John, the writer of the fourth gospel, is very deliberate with his words.2 He tells us that when she had said this, “she turned around…” Picture it in your mind, if you will. She’s talking to two strangers (who knows right at that time if she perceives they are angels or thinks they are grave robbers?) and then she turns around… slowly, with the neck hairs sticking out and the goose bumps – the whole nine-yards of fear coursing through her veins – because she senses a presence, not in front of her but behind her. Strangers, dressed in white, are in front of her. They she can plainly see. Who knows who or what is behind her?

Think about it… we can deal with the unknown, perhaps, if it is in front of us. But when it sneaks up from behind, we are as helpless as we can be. It is the most vulnerable of places. So she turns… slowly… ever so slowly.

Who does she see? The gardener. At least that’s what she thinks until he calls her name, and then she knows, she knows. That’s her story, found in the twentieth chapter of John’s gospel, and Mary is planning on sticking to it. The question for us this morning is, will we?

You and I are here today because that tomb is empty. The one who is there no longer stands behind us but before us and calls each one of us by name. I would encourage you to turn, slowly and deliberately, to see the risen Christ before you. As you do so, consider one other thing…

The gospel of John is very, very clear about at least two things: that the God Jesus called Father made the world (that’s one) and loves it very much (that’s two).3 Enough so to go to the cross, enough so to show the grave is not the final word, enough so to call you by name, enough so to give you the promise of eternal life. And there is nothing empty about that.

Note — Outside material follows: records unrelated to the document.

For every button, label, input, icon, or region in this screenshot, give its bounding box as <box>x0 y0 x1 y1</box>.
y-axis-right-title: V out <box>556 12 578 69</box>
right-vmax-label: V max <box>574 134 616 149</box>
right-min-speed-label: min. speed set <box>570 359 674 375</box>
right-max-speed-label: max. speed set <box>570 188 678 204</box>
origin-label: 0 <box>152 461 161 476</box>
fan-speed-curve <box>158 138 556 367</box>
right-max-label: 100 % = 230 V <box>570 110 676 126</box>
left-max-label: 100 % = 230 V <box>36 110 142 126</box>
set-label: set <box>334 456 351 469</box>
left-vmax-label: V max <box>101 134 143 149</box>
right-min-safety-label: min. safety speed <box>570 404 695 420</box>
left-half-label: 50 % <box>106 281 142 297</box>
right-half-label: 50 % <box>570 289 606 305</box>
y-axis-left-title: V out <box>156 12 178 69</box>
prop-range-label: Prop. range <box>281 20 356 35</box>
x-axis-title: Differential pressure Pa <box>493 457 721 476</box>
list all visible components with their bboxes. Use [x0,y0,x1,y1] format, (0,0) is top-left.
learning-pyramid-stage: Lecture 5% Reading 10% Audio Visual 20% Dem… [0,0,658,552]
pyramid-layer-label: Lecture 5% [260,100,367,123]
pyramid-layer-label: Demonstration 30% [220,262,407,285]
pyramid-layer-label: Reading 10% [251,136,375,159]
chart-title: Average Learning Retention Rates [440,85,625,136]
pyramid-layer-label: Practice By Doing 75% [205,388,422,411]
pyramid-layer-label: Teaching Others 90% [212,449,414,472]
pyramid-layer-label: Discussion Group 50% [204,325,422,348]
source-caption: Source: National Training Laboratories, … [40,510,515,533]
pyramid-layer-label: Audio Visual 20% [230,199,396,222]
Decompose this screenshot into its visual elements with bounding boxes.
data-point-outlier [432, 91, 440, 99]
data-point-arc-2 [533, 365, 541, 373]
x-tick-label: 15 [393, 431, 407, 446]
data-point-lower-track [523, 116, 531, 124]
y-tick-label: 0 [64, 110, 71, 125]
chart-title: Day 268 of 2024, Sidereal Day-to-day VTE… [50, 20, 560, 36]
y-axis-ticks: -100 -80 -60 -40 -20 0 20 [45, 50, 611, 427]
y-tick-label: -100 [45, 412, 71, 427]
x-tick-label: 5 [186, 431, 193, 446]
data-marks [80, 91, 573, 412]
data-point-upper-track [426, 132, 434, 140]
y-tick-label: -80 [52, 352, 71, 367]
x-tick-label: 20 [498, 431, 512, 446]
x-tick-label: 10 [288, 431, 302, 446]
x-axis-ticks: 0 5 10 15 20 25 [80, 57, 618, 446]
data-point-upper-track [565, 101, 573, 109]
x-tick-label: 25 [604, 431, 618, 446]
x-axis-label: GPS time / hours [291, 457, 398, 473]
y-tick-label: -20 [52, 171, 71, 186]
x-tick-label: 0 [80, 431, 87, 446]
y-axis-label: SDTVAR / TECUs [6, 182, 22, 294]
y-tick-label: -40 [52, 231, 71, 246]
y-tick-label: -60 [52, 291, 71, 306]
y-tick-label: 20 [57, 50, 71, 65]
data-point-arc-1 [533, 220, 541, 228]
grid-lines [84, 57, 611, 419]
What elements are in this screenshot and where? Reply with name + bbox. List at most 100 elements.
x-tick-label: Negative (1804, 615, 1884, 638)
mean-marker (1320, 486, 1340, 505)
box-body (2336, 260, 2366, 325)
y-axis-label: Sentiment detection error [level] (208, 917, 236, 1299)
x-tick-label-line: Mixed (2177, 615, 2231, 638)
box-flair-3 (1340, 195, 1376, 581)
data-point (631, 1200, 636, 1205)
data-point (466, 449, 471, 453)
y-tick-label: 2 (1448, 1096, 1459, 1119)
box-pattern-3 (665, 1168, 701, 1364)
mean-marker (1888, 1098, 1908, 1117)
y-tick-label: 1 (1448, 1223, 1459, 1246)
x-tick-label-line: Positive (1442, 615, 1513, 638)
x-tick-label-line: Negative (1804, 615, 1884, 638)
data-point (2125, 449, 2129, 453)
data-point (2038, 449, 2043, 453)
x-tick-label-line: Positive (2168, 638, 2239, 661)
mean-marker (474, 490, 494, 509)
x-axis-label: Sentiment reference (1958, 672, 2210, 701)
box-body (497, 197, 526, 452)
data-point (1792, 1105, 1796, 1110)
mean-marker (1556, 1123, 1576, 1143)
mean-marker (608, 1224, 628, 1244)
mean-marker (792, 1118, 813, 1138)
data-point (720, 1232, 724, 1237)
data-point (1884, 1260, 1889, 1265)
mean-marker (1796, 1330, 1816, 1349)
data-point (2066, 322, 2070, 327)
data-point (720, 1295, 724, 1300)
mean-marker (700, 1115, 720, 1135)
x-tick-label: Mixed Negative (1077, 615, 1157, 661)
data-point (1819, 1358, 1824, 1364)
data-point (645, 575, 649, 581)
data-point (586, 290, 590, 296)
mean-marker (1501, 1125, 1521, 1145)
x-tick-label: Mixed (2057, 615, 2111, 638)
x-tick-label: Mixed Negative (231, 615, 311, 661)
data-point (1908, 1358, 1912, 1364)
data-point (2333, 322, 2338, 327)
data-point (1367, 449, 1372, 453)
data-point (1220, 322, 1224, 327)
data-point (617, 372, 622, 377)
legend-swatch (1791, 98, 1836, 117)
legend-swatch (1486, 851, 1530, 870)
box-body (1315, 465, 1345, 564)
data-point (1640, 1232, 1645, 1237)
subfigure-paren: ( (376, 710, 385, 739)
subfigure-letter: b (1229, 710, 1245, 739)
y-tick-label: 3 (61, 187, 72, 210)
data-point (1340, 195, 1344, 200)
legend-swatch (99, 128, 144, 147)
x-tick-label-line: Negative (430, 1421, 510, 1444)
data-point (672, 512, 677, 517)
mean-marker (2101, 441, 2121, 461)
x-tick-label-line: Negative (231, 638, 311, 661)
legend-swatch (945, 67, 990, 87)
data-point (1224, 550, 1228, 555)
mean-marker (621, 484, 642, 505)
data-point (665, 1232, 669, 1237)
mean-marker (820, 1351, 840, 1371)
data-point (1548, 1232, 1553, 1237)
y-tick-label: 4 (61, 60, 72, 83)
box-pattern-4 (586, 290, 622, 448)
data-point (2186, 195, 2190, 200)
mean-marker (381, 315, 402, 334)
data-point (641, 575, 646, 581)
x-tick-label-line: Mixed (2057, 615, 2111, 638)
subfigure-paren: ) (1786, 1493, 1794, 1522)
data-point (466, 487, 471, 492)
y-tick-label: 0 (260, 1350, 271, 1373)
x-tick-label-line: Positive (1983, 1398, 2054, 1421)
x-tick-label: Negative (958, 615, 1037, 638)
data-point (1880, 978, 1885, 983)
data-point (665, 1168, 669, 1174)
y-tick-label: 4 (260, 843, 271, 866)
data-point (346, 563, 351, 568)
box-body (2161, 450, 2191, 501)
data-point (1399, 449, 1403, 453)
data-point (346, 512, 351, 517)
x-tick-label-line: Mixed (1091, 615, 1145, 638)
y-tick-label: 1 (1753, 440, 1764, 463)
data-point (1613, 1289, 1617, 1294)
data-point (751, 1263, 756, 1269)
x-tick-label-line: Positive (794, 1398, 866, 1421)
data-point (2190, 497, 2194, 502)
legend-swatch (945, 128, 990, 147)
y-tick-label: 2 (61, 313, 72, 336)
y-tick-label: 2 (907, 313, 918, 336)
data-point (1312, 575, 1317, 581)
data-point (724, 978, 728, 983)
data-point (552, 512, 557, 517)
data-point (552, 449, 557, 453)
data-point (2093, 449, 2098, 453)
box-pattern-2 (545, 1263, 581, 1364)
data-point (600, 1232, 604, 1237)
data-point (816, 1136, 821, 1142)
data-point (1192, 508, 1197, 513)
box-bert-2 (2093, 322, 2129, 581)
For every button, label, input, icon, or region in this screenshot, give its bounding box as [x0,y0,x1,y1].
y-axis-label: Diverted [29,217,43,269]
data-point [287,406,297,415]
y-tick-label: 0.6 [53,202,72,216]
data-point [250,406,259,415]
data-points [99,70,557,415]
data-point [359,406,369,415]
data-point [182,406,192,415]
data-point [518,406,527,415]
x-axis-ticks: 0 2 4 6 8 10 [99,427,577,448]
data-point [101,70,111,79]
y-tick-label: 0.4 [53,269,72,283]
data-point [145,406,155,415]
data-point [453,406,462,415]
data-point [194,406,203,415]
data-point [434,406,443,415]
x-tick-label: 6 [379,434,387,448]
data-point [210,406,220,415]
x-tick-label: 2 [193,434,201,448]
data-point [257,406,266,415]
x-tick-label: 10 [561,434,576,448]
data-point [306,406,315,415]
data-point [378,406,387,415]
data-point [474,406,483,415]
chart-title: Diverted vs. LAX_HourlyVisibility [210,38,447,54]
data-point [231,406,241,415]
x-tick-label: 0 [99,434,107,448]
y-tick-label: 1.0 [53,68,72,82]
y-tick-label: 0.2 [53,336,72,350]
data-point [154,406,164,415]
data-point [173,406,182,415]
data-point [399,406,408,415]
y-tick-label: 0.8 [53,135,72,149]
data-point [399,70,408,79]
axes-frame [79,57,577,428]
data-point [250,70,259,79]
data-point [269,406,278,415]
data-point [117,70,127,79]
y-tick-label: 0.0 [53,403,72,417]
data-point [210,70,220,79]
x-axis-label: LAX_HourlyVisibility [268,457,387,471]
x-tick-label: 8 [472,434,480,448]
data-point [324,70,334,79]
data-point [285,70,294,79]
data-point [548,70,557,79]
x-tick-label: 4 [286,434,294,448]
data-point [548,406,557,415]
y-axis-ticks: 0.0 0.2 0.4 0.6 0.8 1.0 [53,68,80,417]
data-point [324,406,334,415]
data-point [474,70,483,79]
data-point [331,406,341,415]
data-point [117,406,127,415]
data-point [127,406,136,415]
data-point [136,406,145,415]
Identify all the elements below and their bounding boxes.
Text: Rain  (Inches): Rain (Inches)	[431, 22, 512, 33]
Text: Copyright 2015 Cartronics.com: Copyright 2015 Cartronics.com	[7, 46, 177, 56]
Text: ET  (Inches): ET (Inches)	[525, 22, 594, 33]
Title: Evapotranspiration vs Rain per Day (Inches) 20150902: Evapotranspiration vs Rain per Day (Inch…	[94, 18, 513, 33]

Lord, we come to the empty tomb this morning. May the promise found in it fill our hearts to overflowing as we give you thanks for overcoming death. Through Christ our risen Lord we pray, Amen.

Notes 

1George Mason, “Now You See Him, Now You Do,” unpublished sermon, April 15, 2001.

2Ibid.

3Marilynne Robinson, “Living By the Word: Reflections on the Lectionary,” The Christian Century, April 4, 2012, p. 22.